Для некоторых будущих родителей одним из самых непредсказуемых мучений было определение того, кем станет их ребенок, мальчиком или девочкой. Клиники по выбору пола[516] распространились в США, Канаде, Австралии, Англии, Индии и Гонконге, как пока еще части того, что на глазах превращается в полномасштабную сеть «центров гендерного выбора». Технология, разработанная в начале 1970-х, на самом деле весьма проста: семя фильтруется белком, чтобы разделить сперматозоиды с мужским набором хромосом и с женским набором. Затем женщину искусственно оплодотворяют желательным набором. Шансы родить мальчика равны 75 %, девочку — 70 %[517]. Новая техника использует окрашивание сперматозоидов для определения того, какие клетки несут хромосомы X (мужские), а какие — хромосомы У (женские). Затем при искусственном осеменении или оплодотворении «инвитро» соединяют выбранный сперматозоид с яйцеклеткой. Технология микроотбора дает паре шанс на 89,5 % родить девочку, вероятность же зачатия мальчика составляет 73,6 %[518]. Дальнейшая цель — достичь 100 %-ой точности при использовании «мужских» и «женских» сперматозоидов для того, чтобы подладить пол младенца к нуждам и требованиям родителей.

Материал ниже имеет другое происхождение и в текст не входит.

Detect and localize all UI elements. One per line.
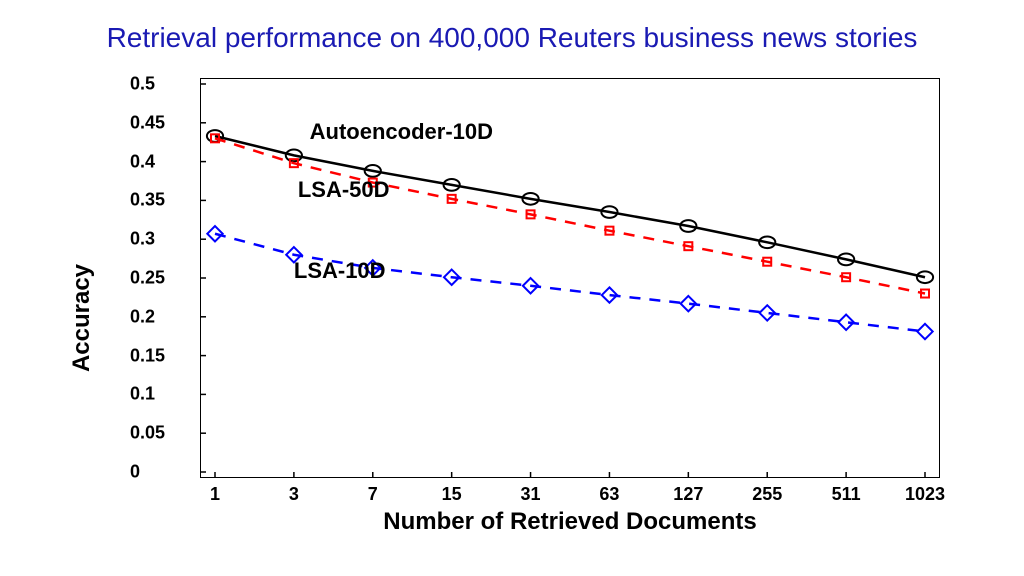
x-tick: 1023 (905, 484, 945, 505)
x-tick: 127 (673, 484, 703, 505)
x-axis-label: Number of Retrieved Documents (200, 508, 940, 536)
y-tick: 0.4 (130, 151, 192, 172)
y-tick-labels: 00.050.10.150.20.250.30.350.40.450.5 (130, 78, 200, 558)
x-tick: 15 (442, 484, 462, 505)
series-label: LSA-50D (298, 177, 390, 203)
y-tick: 0.35 (130, 190, 192, 211)
series-label: LSA-10D (294, 258, 386, 284)
series-label: Autoencoder-10D (310, 119, 493, 145)
x-tick: 511 (832, 484, 861, 505)
x-tick: 31 (521, 484, 541, 505)
x-tick: 3 (289, 484, 299, 505)
x-tick: 63 (599, 484, 619, 505)
x-tick: 255 (752, 484, 782, 505)
y-tick: 0.25 (130, 268, 192, 289)
y-tick: 0.15 (130, 345, 192, 366)
series-labels: Autoencoder-10D LSA-50D LSA-10D (200, 78, 940, 478)
page-title: Retrieval performance on 400,000 Reuters… (0, 22, 1024, 54)
y-tick: 0.2 (130, 306, 192, 327)
chart: Accuracy 00.050.10.150.20.250.30.350.40.… (130, 78, 960, 558)
x-tick: 7 (368, 484, 378, 505)
y-tick: 0.05 (130, 423, 192, 444)
y-tick: 0.45 (130, 112, 192, 133)
y-tick: 0.1 (130, 384, 192, 405)
y-axis-label: Accuracy (68, 264, 96, 372)
x-tick-labels: 1371531631272555111023 (200, 478, 940, 508)
y-tick: 0 (130, 462, 192, 483)
y-tick: 0.5 (130, 74, 192, 95)
x-tick: 1 (210, 484, 220, 505)
y-tick: 0.3 (130, 229, 192, 250)
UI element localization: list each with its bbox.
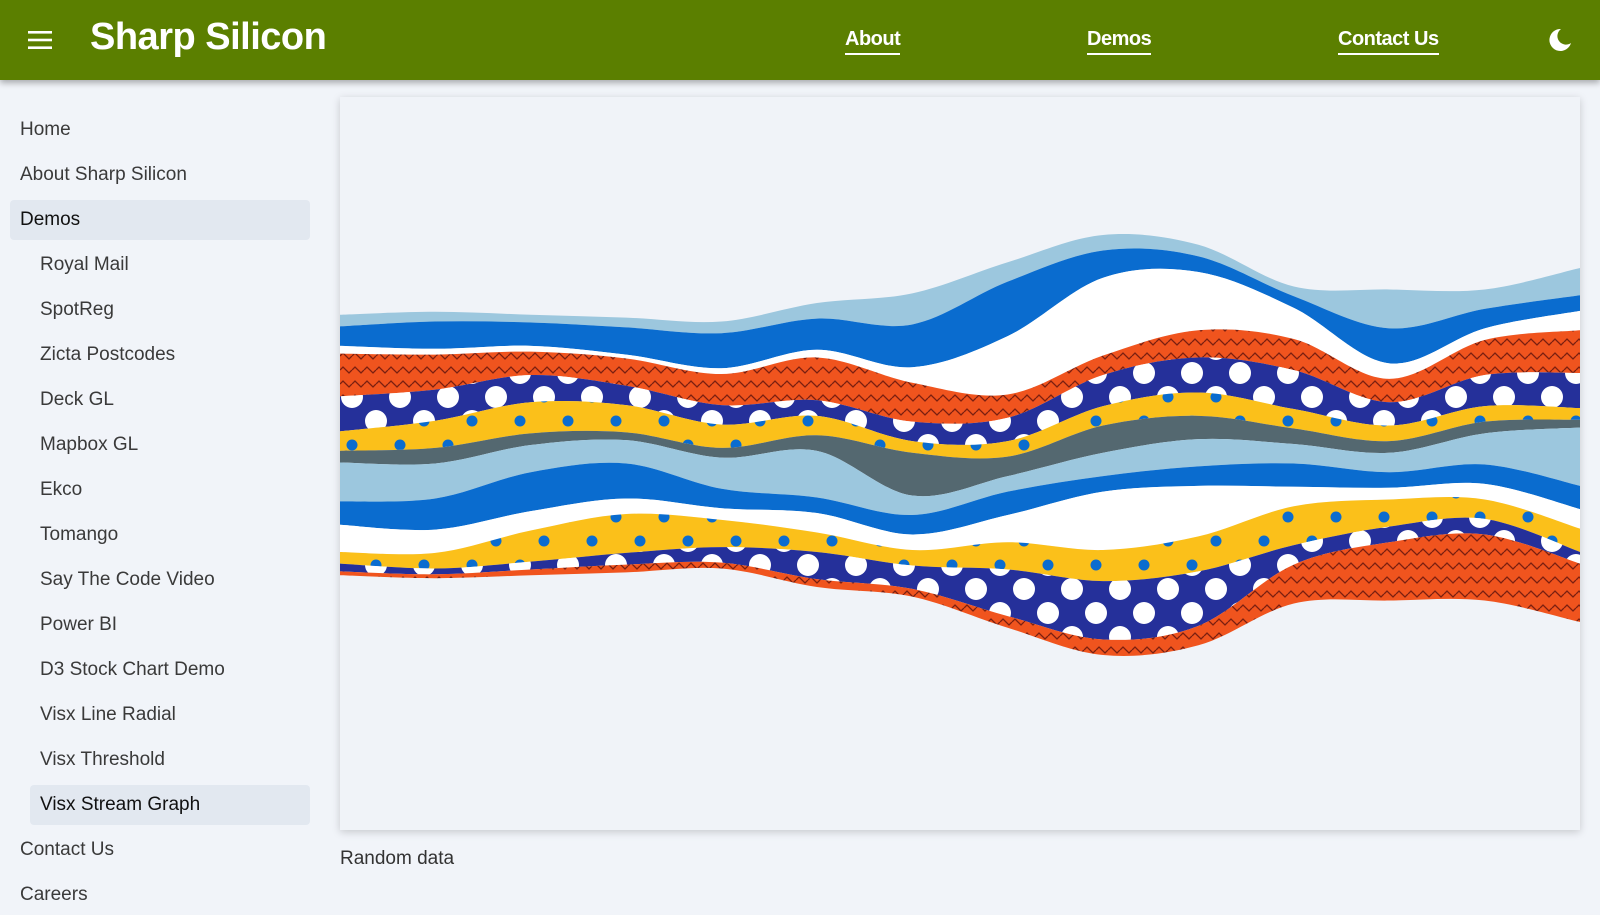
menu-button[interactable]: [28, 30, 52, 50]
nav-item[interactable]: Contact Us: [20, 839, 114, 860]
stream-layer: [340, 329, 1580, 424]
stream-layer: [340, 268, 1580, 396]
demo-item[interactable]: D3 Stock Chart Demo: [40, 659, 225, 680]
demo-item[interactable]: Mapbox GL: [40, 434, 139, 455]
stream-layer: [340, 248, 1580, 369]
caption: Random data: [340, 848, 455, 869]
stream-layer: [340, 357, 1580, 445]
demo-item[interactable]: Visx Line Radial: [40, 704, 176, 725]
stream-layer: [340, 482, 1580, 555]
stream-layer: [340, 415, 1580, 497]
nav-item[interactable]: Home: [20, 119, 71, 140]
stream-layer: [340, 234, 1580, 334]
nav-link[interactable]: About: [845, 28, 901, 55]
stream-layer: [340, 497, 1580, 582]
nav-item[interactable]: Careers: [20, 884, 88, 905]
demo-item[interactable]: Visx Threshold: [40, 749, 165, 770]
nav-link[interactable]: Demos: [1087, 28, 1152, 55]
demo-item[interactable]: Power BI: [40, 614, 118, 635]
demo-item[interactable]: Deck GL: [40, 389, 114, 410]
header: Sharp Silicon About Demos Contact Us: [0, 0, 1600, 80]
demo-item[interactable]: Zicta Postcodes: [40, 344, 176, 365]
stream-layer: [340, 427, 1580, 516]
sidebar: Home About Sharp Silicon Demos Royal Mai…: [0, 80, 320, 905]
nav-item[interactable]: Demos: [10, 200, 310, 240]
chart-card: [340, 97, 1580, 830]
stream-layer: [340, 462, 1580, 535]
demo-item[interactable]: Tomango: [40, 524, 119, 545]
nav-link[interactable]: Contact Us: [1338, 28, 1439, 55]
demo-item[interactable]: Say The Code Video: [40, 569, 215, 590]
stream-layer: [340, 517, 1580, 640]
brand[interactable]: Sharp Silicon: [90, 16, 327, 58]
demo-item[interactable]: Visx Stream Graph: [30, 785, 310, 825]
demo-item[interactable]: SpotReg: [40, 299, 114, 320]
nav-item[interactable]: About Sharp Silicon: [20, 164, 187, 185]
demo-item[interactable]: Royal Mail: [40, 254, 129, 275]
theme-toggle[interactable]: [1548, 28, 1572, 52]
stream-layer: [340, 392, 1580, 459]
demo-item[interactable]: Ekco: [40, 479, 83, 500]
stream-layer: [340, 533, 1580, 656]
stream-graph: [340, 234, 1580, 656]
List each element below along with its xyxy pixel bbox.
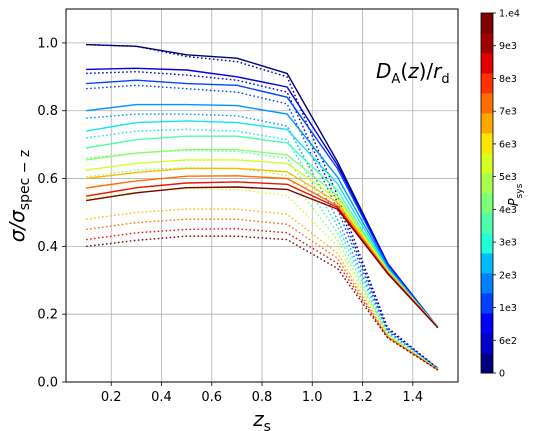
series-line-dotted	[86, 84, 439, 369]
x-tick-label: 0.6	[201, 390, 222, 405]
colorbar-swatch	[481, 353, 493, 374]
y-tick-label: 0.0	[37, 376, 58, 391]
colorbar-swatch	[481, 333, 493, 354]
colorbar-swatch	[481, 13, 493, 34]
colorbar-label: Psys	[507, 183, 525, 206]
series-line-solid	[86, 175, 439, 329]
series-line-dotted	[86, 149, 439, 370]
colorbar-swatch	[481, 133, 493, 154]
series-line-dotted	[86, 70, 439, 369]
series-line-dotted	[86, 227, 439, 371]
x-tick-label: 0.8	[252, 390, 273, 405]
x-axis-label: zs	[252, 407, 271, 431]
series-line-dotted	[86, 208, 439, 371]
y-axis-label: σ/σspec − z	[5, 150, 33, 243]
x-tick-label: 1.0	[302, 390, 323, 405]
series-line-solid	[86, 103, 439, 329]
x-tick-label: 1.4	[402, 390, 423, 405]
y-tick-label: 0.6	[37, 172, 58, 187]
colorbar-tick-label: 2e3	[499, 270, 517, 281]
colorbar-swatch	[481, 213, 493, 234]
series-line-solid	[86, 159, 439, 329]
series-lines	[85, 43, 439, 371]
colorbar-tick-label: 8e3	[499, 74, 517, 85]
colorbar-swatch	[481, 193, 493, 214]
y-tick-label: 0.8	[37, 104, 58, 119]
x-tick-label: 1.2	[352, 390, 373, 405]
colorbar-swatch	[481, 113, 493, 134]
colorbar-swatch	[481, 93, 493, 114]
colorbar-tick-label: 1e3	[499, 303, 517, 314]
colorbar-swatch	[481, 293, 493, 314]
colorbar-tick-label: 5e3	[499, 172, 517, 183]
y-tick-label: 1.0	[37, 36, 58, 51]
colorbar-swatch	[481, 313, 493, 334]
series-line-dotted	[86, 235, 439, 371]
colorbar-tick-label: 1.e4	[499, 9, 520, 20]
series-line-solid	[85, 186, 439, 329]
colorbar-swatch	[481, 153, 493, 174]
grid	[66, 9, 458, 383]
series-line-solid	[86, 79, 439, 329]
series-line-solid	[86, 67, 439, 329]
x-tick-label: 0.2	[101, 390, 122, 405]
colorbar-tick-label: 4e3	[499, 205, 517, 216]
colorbar-swatch	[481, 173, 493, 194]
colorbar-swatch	[481, 273, 493, 294]
colorbar-swatch	[481, 233, 493, 254]
colorbar-ticks: 0 6e2 1e3 2e3 3e3 4e3 5e3 6e3 7e3 8e3 9e3 1.e4	[493, 9, 520, 380]
colorbar-swatch	[481, 33, 493, 54]
colorbar-tick-label: 6e3	[499, 139, 517, 150]
series-line-dotted	[86, 166, 439, 371]
colorbar-tick-label: 9e3	[499, 41, 517, 52]
series-line-dotted	[86, 113, 439, 369]
colorbar-tick-label: 3e3	[499, 238, 517, 249]
colorbar-swatch	[481, 253, 493, 274]
x-axis: 0.2 0.4 0.6 0.8 1.0 1.2 1.4	[101, 382, 423, 405]
colorbar-tick-label: 0	[499, 369, 505, 380]
colorbar-frame	[480, 12, 494, 374]
y-tick-label: 0.4	[37, 240, 58, 255]
y-axis: 0.0 0.2 0.4 0.6 0.8 1.0	[37, 36, 66, 391]
colorbar	[480, 12, 494, 374]
series-line-dotted	[86, 128, 439, 370]
colorbar-swatch	[481, 53, 493, 74]
y-tick-label: 0.2	[37, 308, 58, 323]
annotation: DA(z)/rd	[376, 59, 450, 87]
colorbar-tick-label: 6e2	[499, 336, 517, 347]
x-tick-label: 0.4	[151, 390, 172, 405]
series-line-dotted	[86, 218, 439, 371]
series-line-dotted	[86, 187, 439, 371]
colorbar-swatch	[481, 73, 493, 94]
series-line-solid	[85, 120, 439, 329]
colorbar-tick-label: 7e3	[499, 107, 517, 118]
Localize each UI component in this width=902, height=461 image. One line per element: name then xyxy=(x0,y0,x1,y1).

Растущий контроль над зачатием восхищает одних, но ужасает других: «Способность заранее выбирать пол своего ребенка ведет к кошмарной перспективе, возможности заказывать детей с особыми характеристиками, как машины — с автоматической коробкой передач и кожаной обивкой салона»[519]. Как сказал один врач, специалист по биоэтике: «Выбирать ребенка словно машину — это часть потребительской ментальности, ребенок становится „продуктом“, а не полноценным человеческим существом»[520]. С превращением ребенка в еще один «продукт» для макдональдизации — разработанный, выполненный, модифицированный — людям грозит дегуманизация деторождения.
Конечно, мы пока еще в самом начале макдональдизации зачатия (и почти всего остального). Первая клонированная овца Долли (ныне покойная) была создана в Шотландии в 1996 г., но с тех пор были клонированы другие животные. Это свершение открыло двери для клонирования людей. Клонирование включает в себя создание идентичных копий молекул, клеток или целиком организмов[521]. Это вызывает в уме образ планирования и массового производства особой «типовой» расы людей, в которой все будут миловидными, умными, лишенными генетических дефектов и т. д. — что является конечной целью контроля над зачатием. Мир, в котором каждый похож на другого, станет миром, готовым принять такое же сходство во всем, что его окружает. Конечно, это пока фантастический сценарий, но технология вынуждает нас признать, что эта дорога уже открыта!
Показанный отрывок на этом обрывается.